Dorong Daya Beli
Terkait pelemahan daya beli, Perbanas menyoroti dampaknya terhadap perlambatan permintaan barang dan jasa bernilai tambah tinggi. Kondisi ini semakin memperlemah kinerja berbagai sektor, serta menghambat penciptaan tenaga kerja.
Hasil kajian Office of Chief Economist (OCE) Perbanas dengan menggunakan data SUSENAS 2024, menunjukkan bahwa pelemahan daya beli terjadi di Kalangan Menengah Atas atau 30% orang terkaya di Indonesia.
“Kelompok masyarakat ini menguasai lebih dari separuh konsumsi nasional, sehingga ketika terjadi pelemahan oleh mereka maka konsumsi agregat juga pasti ikut turun, ini lah yang sedang terjadi semenjak 2024 hingga saat ini”, Ujar Dzulfian-Chief Economist Perbanas.
Sementara itu, konsumsi Kelas Menengah Bawah, meski kecenderungannya tetap terjaga, namun dampaknya terhadap pertumbuhan ekonomi terbatas karena rendahnya efek pengganda yang mereka timbulkan.
Baca juga: Rojali-Rohana Muncul di Mal, DPR: Tanda Ekonomi Sedang Tak Baik-Baik Saja
Untuk itu, Perbanas merekomendasikan stabilisasi ekspektasi ekonomi masyarakat melalui kejelasan arah fiskal-moneter dan suku bunga yang kredibel.
“Selain itu, perlu didorong juga dengan integrasi data pengeluaran, utang, dan tabungan masyarakat ke sistem statistik nasional.
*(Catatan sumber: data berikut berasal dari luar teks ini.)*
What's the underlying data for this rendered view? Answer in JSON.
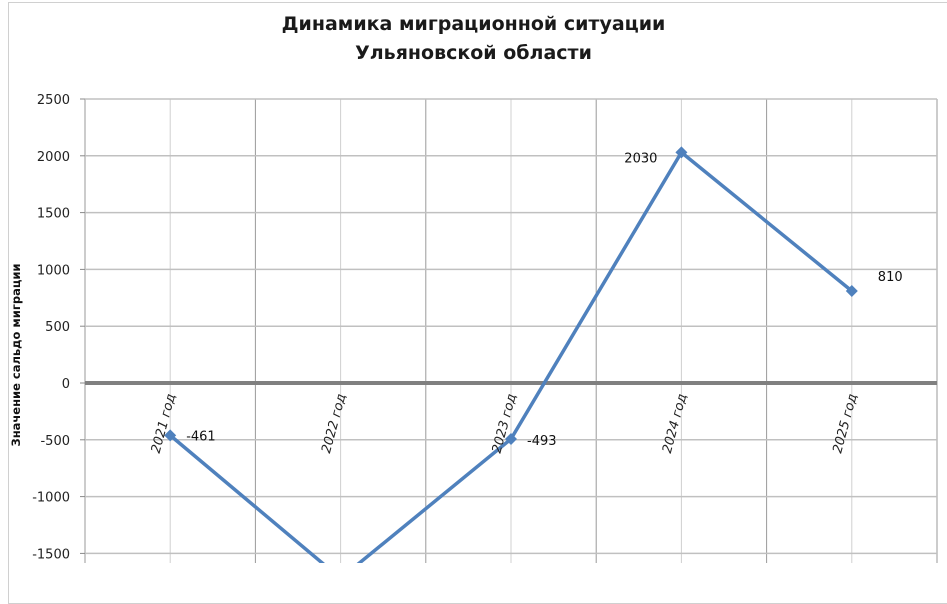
{
  "chart_data": {
    "type": "line",
    "title_lines": [
      "Динамика миграционной ситуации",
      "Ульяновской области"
    ],
    "ylabel": "Значение сальдо миграции",
    "xlabel": "",
    "categories": [
      "2021 год",
      "2022 год",
      "2023 год",
      "2024 год",
      "2025 год"
    ],
    "values": [
      -461,
      -1720,
      -493,
      2030,
      810
    ],
    "data_labels": [
      "-461",
      "",
      "-493",
      "2030",
      "810"
    ],
    "yticks": [
      2500,
      2000,
      1500,
      1000,
      500,
      0,
      -500,
      -1000,
      -1500
    ],
    "ylim": [
      -1600,
      2500
    ],
    "grid": true,
    "legend": "none",
    "colors": {
      "series": "#4f81bd",
      "grid": "#c0c0c0",
      "zero_axis": "#808080"
    }
  }
}
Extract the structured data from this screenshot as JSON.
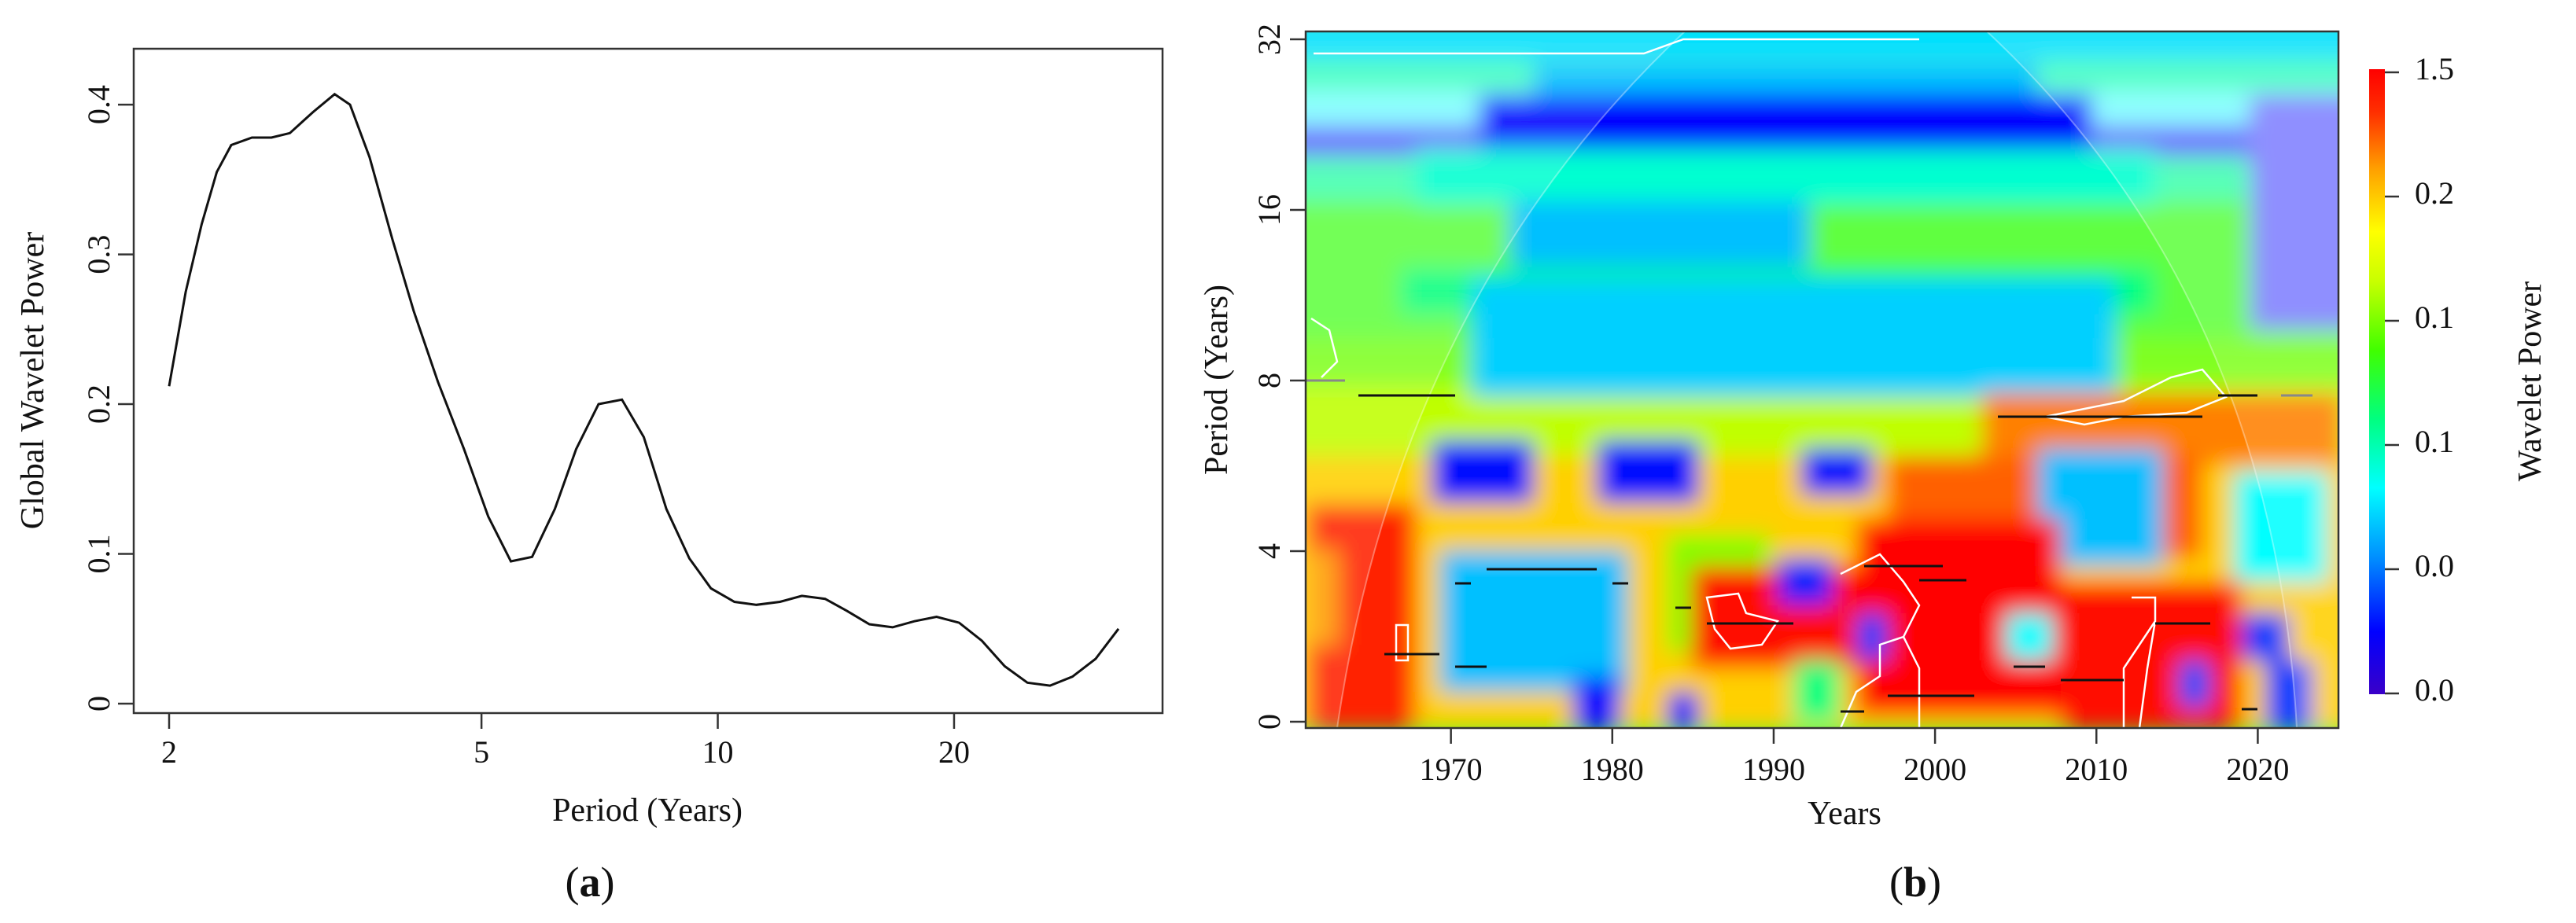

Selain itu, bantuan pemerintah sebaiknya ditautkan dengan program produktif dan disertai pemantauan guna mendorong mobilitas ekonomi kelas bawah dan menguatkan permintaan domestik,” tutur Dzulfian.
Pada kesempatan yang sama, Ketua Umum Perbanas Hery Gunardi, menyampaikan bahwa ketahanan sektor perbankan sangat tergantung pada kemampuan membaca perubahan struktural dan merespons kebijakan dan dinamika ekonomi secara adaptif serta berbasis data.
Ia menambahkan bahwa para anggota Perbanas siap untuk memperkuat perannya sebagai katalisator transformasi ekonomi melalui fokus pada sektor bernilai tambah, inovasi dalam penghimpunan likuiditas, serta penyelarasan strategi bisnis dengan kebijakan moneter dan fiskal.
“Pendekatan yang adaptif, selektif, dan kolaboratif harus menjadi landasan utama. Sektor strategis dan esensial seperti pertanian, manufaktur, energi, dan infokom berpotensi besar, namun dukungan terhadap konsumsi dan UMKM juga penting untuk memastikan pertumbuhan ekonomi yang inklusif,” ujar Hery.